🤖 AI Summary
This study addresses the lack of empirical analysis on search behaviors of large language model (LLM)-driven agents in real-world multi-turn retrieval, particularly regarding conversational intent evolution and evidence utilization mechanisms. Leveraging 14.44 million real search logs, the authors segment conversations and employ LLM-assisted annotation to label intents and query reformulations, proposing a Context-Driven Term Adoption Rate (CTAR) to quantify evidence traceability. The work reveals key dynamic characteristics of authentic agent-driven search: 90% of conversations span no more than 10 turns, 89% of consecutive steps occur within one minute, and 54% of new query terms can be traced back to accumulated evidence.

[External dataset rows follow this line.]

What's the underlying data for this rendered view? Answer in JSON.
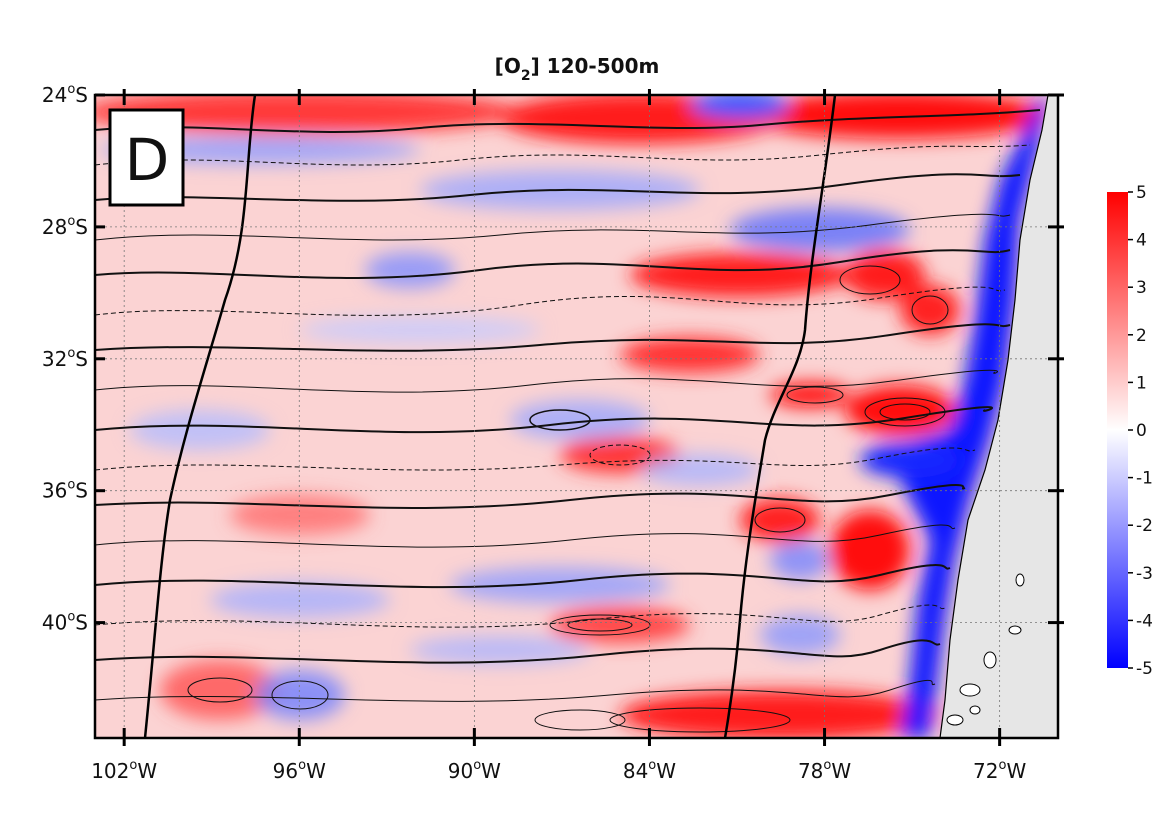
{
  "title": {
    "main": "[O",
    "sub": "2",
    "rest": "] 120-500m"
  },
  "panel_label": "D",
  "map": {
    "lon_range": [
      -103,
      -70
    ],
    "lat_range": [
      -43.5,
      -24
    ],
    "lat_ticks": [
      {
        "value": -24,
        "num": "24",
        "deg": "o",
        "hemi": "S"
      },
      {
        "value": -28,
        "num": "28",
        "deg": "o",
        "hemi": "S"
      },
      {
        "value": -32,
        "num": "32",
        "deg": "o",
        "hemi": "S"
      },
      {
        "value": -36,
        "num": "36",
        "deg": "o",
        "hemi": "S"
      },
      {
        "value": -40,
        "num": "40",
        "deg": "o",
        "hemi": "S"
      }
    ],
    "lon_ticks": [
      {
        "value": -102,
        "num": "102",
        "deg": "o",
        "hemi": "W"
      },
      {
        "value": -96,
        "num": "96",
        "deg": "o",
        "hemi": "W"
      },
      {
        "value": -90,
        "num": "90",
        "deg": "o",
        "hemi": "W"
      },
      {
        "value": -84,
        "num": "84",
        "deg": "o",
        "hemi": "W"
      },
      {
        "value": -78,
        "num": "78",
        "deg": "o",
        "hemi": "W"
      },
      {
        "value": -72,
        "num": "72",
        "deg": "o",
        "hemi": "W"
      }
    ],
    "gridlines": true,
    "land_color": "#e6e6e6"
  },
  "colorbar": {
    "min": -5,
    "max": 5,
    "ticks": [
      "5",
      "4",
      "3",
      "2",
      "1",
      "0",
      "-1",
      "-2",
      "-3",
      "-4",
      "-5"
    ],
    "colors": {
      "low": "#0000ff",
      "mid": "#ffffff",
      "high": "#ff0000"
    }
  }
}
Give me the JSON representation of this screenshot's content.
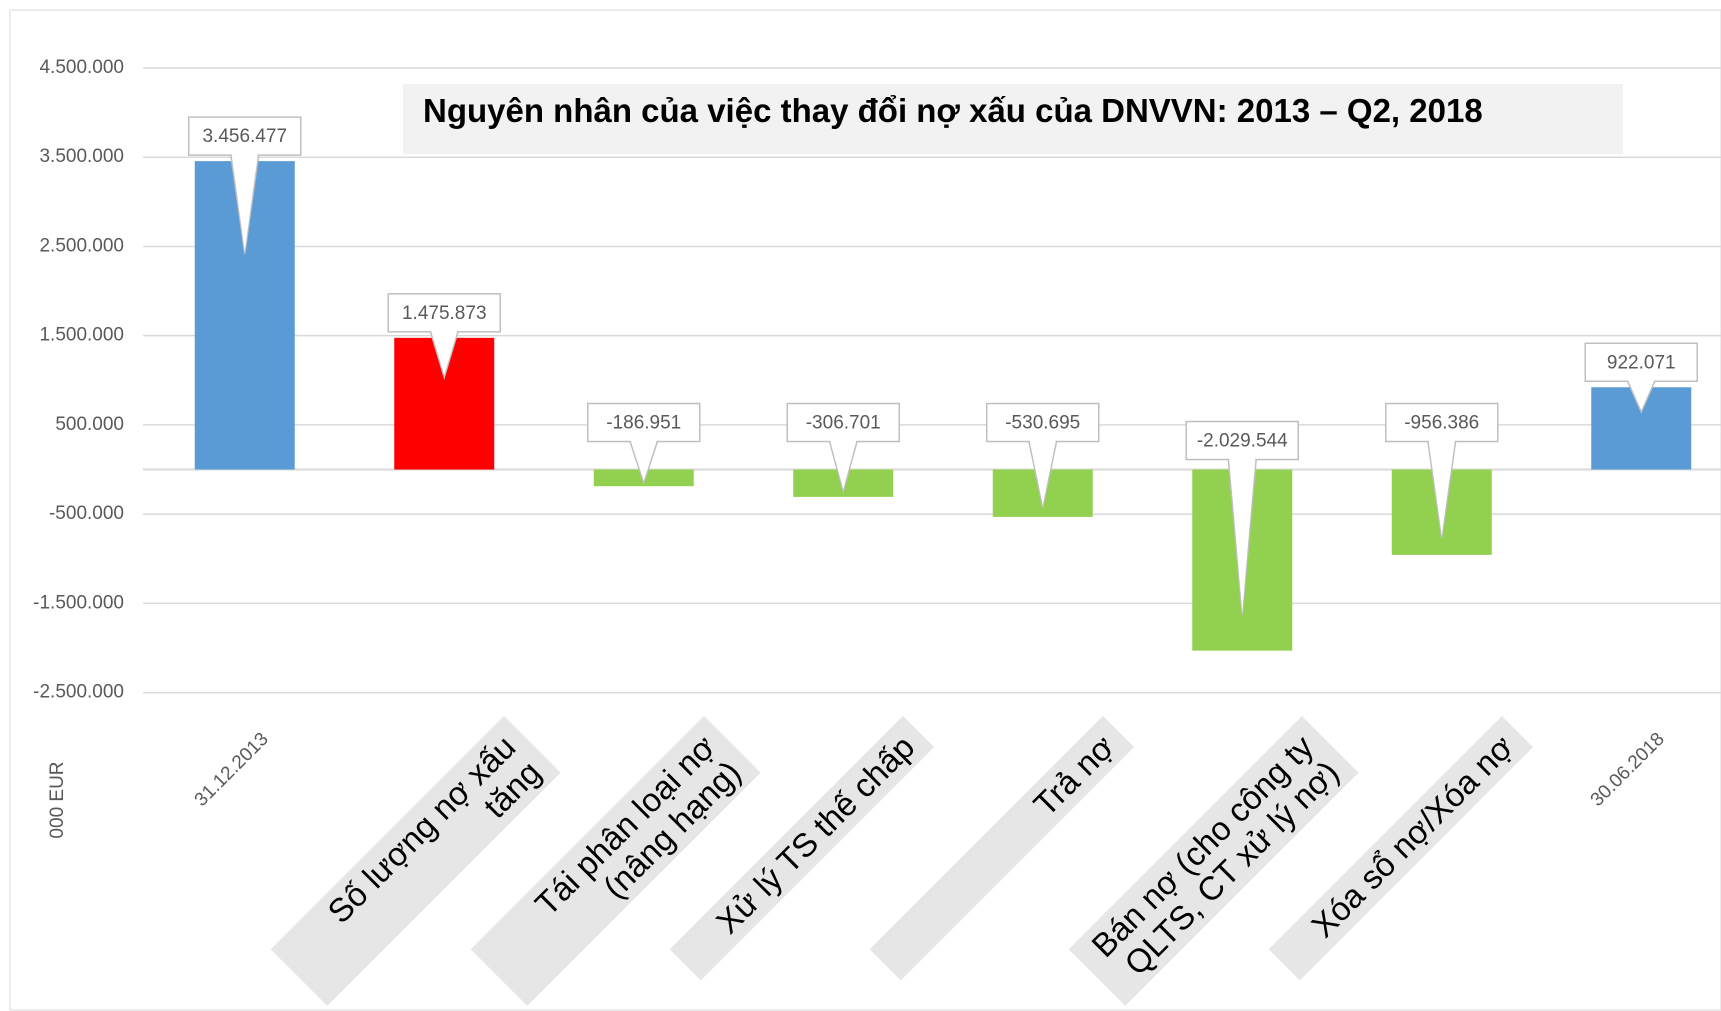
{
  "chart_data": {
    "type": "bar",
    "title": "Nguyên nhân của việc thay đổi nợ xấu của DNVVN: 2013 – Q2, 2018",
    "y_axis_label": "000 EUR",
    "categories": [
      "31.12.2013",
      "Số lượng nợ xấu tăng",
      "Tái phân loại nợ (nâng hạng)",
      "Xử lý TS thế chấp",
      "Trả nợ",
      "Bán nợ (cho công ty QLTS, CT xử lý nợ)",
      "Xóa sổ nợ/Xóa nợ",
      "30.06.2018"
    ],
    "values": [
      3456477,
      1475873,
      -186951,
      -306701,
      -530695,
      -2029544,
      -956386,
      922071
    ],
    "value_labels": [
      "3.456.477",
      "1.475.873",
      "-186.951",
      "-306.701",
      "-530.695",
      "-2.029.544",
      "-956.386",
      "922.071"
    ],
    "colors": [
      "#5b9bd5",
      "#ff0000",
      "#92d050",
      "#92d050",
      "#92d050",
      "#92d050",
      "#92d050",
      "#5b9bd5"
    ],
    "ylim": [
      -2500000,
      4500000
    ],
    "yticks": [
      {
        "value": 4500000,
        "label": "4.500.000"
      },
      {
        "value": 3500000,
        "label": "3.500.000"
      },
      {
        "value": 2500000,
        "label": "2.500.000"
      },
      {
        "value": 1500000,
        "label": "1.500.000"
      },
      {
        "value": 500000,
        "label": "500.000"
      },
      {
        "value": -500000,
        "label": "-500.000"
      },
      {
        "value": -1500000,
        "label": "-1.500.000"
      },
      {
        "value": -2500000,
        "label": "-2.500.000"
      }
    ],
    "grid": true
  }
}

Furthermore, it demonstrates that intent types significantly influence patterns of exploration versus repetition, offering critical empirical insights for optimizing agent-based search systems.
📝 Abstract
LLM-powered search agents are increasingly being used for multi-step information seeking tasks, yet the IR community lacks empirical understanding of how agentic search sessions unfold and how retrieved evidence is used. This paper presents a large-scale log analysis of agentic search based on 14.44M search requests (3.97M sessions) collected from DeepResearchGym, i.e. an open-source search API accessed by external agentic clients. We sessionize the logs, assign session-level intents and step-wise query-reformulation labels using LLM-based annotation, and propose Context-driven Term Adoption Rate (CTAR) to quantify whether newly introduced query terms are traceable to previously retrieved evidence. Our analyses reveal distinctive behavioral patterns. First, over 90% of multi-turn sessions contain at most ten steps, and 89% of inter-step intervals fall under one minute. Second, behavior varies by intent. Fact-seeking sessions exhibit high repetition that increases over time, while sessions requiring reasoning sustain broader exploration. Third, agents reuse evidence across steps. On average, 54% of newly introduced query terms appear in the accumulated evidence context, with contributions from earlier steps beyond the most recent retrieval. The findings suggest that agentic search may benefit from repetition-aware early stopping, intent-adaptive retrieval budgets, and explicit cross-step context tracking. We plan to release the anonymized logs to support future research.